2. The computer implemented method of claim 1, wherein the set of even pixels is divided into the plurality of subsets of even pixels based upon a set of rules.
3. The computer implemented method of claim 1, wherein the set of odd pixels is divided into the plurality of subsets of odd pixels based upon a set of rules.
4. The computer implemented method of claim 1, wherein the MBNS form is determined based upon an intensity of each pixel in the image.
5. The computer implemented method of claim 1, wherein the MBNS forms include MBNS summands.
6. The computer implemented method of claim 5, wherein the DFT is computed when the MBNS summands are run through a divide and conquer method.
7. An image processing system (102) for processing an image using a multi-based
number system (MBNS), the image processing system comprising:
a processor (108) ; and
a memory (112) coupled to the processor (108), the memory (112) comprising a central module (118) configured to
receive an image, wherein the image is in a form of a pixel matrix;
segregate the pixel matrix into a set of even pixels and a set of odd pixels; and divide
the set of even pixels into a plurality of subsets of even pixels; and
the set of odd pixels into a plurality of subsets of odd pixels; a computational module (120) configured to
determine MBNS forms simultaneously for each pixel in the plurality of subsets of even pixels; and the plurality of subsets of odd pixels; and compute Discrete Fourier Transform (DFT) of the image using the MBNS forms of the pixels.
8. The image processing system (102) of claim 7, wherein the set of even pixels is divided into the plurality of subsets of even pixels based upon a set of rules.
9. The image processing system (102) of claim 7, wherein the set of odd pixels is divided into the plurality of subsets of odd pixels based upon a set of rules.

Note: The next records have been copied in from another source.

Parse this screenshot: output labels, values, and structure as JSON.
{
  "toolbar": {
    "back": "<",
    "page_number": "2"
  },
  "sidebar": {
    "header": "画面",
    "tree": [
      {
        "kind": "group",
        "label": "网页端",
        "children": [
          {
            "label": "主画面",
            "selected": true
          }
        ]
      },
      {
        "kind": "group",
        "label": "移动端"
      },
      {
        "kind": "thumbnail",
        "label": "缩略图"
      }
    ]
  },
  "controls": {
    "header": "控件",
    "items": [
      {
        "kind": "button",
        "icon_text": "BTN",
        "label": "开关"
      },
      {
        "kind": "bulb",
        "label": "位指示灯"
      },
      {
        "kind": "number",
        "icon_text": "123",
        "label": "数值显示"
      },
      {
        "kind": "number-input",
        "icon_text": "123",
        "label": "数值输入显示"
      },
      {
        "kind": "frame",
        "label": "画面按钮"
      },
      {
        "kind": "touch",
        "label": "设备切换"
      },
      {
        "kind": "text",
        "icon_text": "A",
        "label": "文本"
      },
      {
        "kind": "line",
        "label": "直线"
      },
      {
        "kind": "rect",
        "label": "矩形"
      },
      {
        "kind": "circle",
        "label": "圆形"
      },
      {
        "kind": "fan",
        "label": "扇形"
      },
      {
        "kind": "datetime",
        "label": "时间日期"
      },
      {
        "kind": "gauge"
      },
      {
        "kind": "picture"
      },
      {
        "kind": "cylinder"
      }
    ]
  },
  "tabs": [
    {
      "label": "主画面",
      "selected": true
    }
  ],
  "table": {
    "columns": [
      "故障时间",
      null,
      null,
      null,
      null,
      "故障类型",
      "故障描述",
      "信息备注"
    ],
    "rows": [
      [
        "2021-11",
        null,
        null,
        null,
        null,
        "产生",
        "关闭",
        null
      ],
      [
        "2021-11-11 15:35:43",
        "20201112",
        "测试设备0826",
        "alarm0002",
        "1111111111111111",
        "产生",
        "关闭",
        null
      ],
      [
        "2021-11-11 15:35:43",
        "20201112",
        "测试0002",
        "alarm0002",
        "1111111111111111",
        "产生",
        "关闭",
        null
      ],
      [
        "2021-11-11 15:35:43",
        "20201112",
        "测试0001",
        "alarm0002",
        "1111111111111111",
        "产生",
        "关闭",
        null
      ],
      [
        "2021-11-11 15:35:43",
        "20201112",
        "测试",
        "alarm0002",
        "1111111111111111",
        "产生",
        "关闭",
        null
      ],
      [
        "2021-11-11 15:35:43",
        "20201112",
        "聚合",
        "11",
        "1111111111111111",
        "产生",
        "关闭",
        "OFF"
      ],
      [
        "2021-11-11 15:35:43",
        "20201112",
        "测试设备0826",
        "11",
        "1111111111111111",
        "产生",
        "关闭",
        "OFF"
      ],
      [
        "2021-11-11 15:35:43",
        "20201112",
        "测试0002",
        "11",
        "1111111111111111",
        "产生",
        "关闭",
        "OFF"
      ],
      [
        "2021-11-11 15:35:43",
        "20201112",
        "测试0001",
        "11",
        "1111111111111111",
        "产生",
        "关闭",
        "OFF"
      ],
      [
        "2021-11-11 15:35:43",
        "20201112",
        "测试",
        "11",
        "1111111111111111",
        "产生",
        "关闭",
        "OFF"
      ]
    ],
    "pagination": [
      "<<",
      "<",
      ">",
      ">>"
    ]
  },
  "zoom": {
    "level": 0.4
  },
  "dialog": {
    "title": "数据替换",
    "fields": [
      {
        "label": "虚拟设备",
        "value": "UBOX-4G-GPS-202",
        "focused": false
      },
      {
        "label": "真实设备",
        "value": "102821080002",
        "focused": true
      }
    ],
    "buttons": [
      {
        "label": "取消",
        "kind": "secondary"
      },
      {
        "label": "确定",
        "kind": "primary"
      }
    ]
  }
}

10. The image processing system (102) of claim 7, wherein the MBNS form is determined based upon an intensity of each pixel in the image.
11. The image processing system (102) of claim 7, wherein the MBNS forms include MBNS summands.
12. The image processing system (102) of claim 11, wherein the DFT is computed using the MBNS summands are passed through a divide and conquer method.
13. A computer-readable medium having embodied thereon a computer program for executing a method for image processing using a multi-based number system (MBNS), the method comprising:
receiving an image, wherein the image is in a form of a pixel matrix; segregating the pixel matrix into a set of even pixels and a set of odd pixels; dividing
the set of even pixels into a plurality of subsets of even pixels; and
the set of odd pixels into a plurality of subsets of odd pixels; determining MBNS forms simultaneously for each pixel in
the plurality of subsets of even pixels; and
the plurality of subsets of odd pixels; and computing Discrete Fourier Transform (DFT) of the image using the MBNS forms of the pixels.